Similarly, The Purge movies are not known for good character writing and once again, Election Year doesn’t bother doing anything to address this issue.The argument can be made that all of the characters heavily adhere to tropes because Election Year is a B-Movie at its core and while that may be sound, the fact remains that Election Year wants to be taken seriously. Thing is, it’s hard to take Election Year as seriously as it wants when the head of the NFFA is the perfect human embodiment of a Lizard Person who hisses every fucking word that comes out of his mouth and hires fucking Neo-Nazis to kill liberals. If Election Year was somewhat self-aware, its outlandish premise would have actually benefited from the hyperbolic satire instead of looking like a violent version of a Saturday morning cartoon where the villain takes the words “War On Poverty” literally by demanding a systematic genocide of hobos.

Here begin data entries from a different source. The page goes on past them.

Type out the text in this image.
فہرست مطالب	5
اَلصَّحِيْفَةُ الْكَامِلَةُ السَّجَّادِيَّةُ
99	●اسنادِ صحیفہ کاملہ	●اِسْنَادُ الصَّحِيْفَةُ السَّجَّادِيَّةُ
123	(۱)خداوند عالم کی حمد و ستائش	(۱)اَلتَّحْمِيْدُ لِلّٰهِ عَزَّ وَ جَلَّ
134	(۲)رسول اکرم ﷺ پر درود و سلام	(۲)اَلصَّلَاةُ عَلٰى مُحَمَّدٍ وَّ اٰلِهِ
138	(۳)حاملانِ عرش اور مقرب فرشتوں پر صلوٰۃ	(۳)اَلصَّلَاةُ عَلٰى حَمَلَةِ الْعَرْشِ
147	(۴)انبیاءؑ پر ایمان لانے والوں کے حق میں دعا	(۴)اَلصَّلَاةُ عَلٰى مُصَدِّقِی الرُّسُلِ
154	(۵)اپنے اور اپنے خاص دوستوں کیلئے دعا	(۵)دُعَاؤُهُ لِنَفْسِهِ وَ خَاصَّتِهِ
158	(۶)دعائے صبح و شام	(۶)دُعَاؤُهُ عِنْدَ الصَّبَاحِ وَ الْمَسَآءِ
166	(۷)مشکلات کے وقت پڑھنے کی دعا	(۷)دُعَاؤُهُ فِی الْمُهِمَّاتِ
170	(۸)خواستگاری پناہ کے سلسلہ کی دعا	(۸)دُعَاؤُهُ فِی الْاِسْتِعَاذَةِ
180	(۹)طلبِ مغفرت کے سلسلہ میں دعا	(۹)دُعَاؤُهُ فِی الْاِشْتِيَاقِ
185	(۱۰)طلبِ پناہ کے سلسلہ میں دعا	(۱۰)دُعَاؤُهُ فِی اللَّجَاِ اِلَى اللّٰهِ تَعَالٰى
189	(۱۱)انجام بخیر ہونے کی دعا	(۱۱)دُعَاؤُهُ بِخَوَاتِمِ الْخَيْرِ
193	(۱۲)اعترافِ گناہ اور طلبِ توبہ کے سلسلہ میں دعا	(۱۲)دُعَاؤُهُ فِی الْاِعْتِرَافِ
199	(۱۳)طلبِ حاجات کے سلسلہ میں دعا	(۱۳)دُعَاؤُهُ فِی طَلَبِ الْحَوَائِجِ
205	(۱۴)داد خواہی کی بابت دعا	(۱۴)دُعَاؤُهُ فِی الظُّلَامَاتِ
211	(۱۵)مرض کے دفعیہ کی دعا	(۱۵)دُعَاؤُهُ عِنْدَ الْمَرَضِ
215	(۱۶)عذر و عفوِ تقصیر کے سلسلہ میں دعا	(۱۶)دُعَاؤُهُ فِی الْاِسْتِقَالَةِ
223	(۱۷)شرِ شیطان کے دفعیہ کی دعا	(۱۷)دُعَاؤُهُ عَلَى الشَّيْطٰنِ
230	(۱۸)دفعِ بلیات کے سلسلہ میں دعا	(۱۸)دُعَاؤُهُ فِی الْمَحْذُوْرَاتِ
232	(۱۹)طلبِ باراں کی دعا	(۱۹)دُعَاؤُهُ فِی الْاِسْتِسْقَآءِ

Election Year may be another example of style overtaking substance but in its defense, Election Year is the most unapologetic Purge movie to date and it’s a fucked up sight to behold. It may be the opposite of self-aware and it may be self indulgent, especially seen in how it depicts conservative politics in broad strokes and yet, there’s a nostalgic B-Movie charm to the entire Purge franchise that hearkens to the days when movies literally did not give a fuck when it came to violence and shock value. Election Year and the Purge movies in general are not for everyone but for those who like their political opinions told with a massive bodycount and a fuckton of carnage, take a cathartic break from the daily news and enjoy gangbangers shooting the fuck out of colorful self-righteous elitists.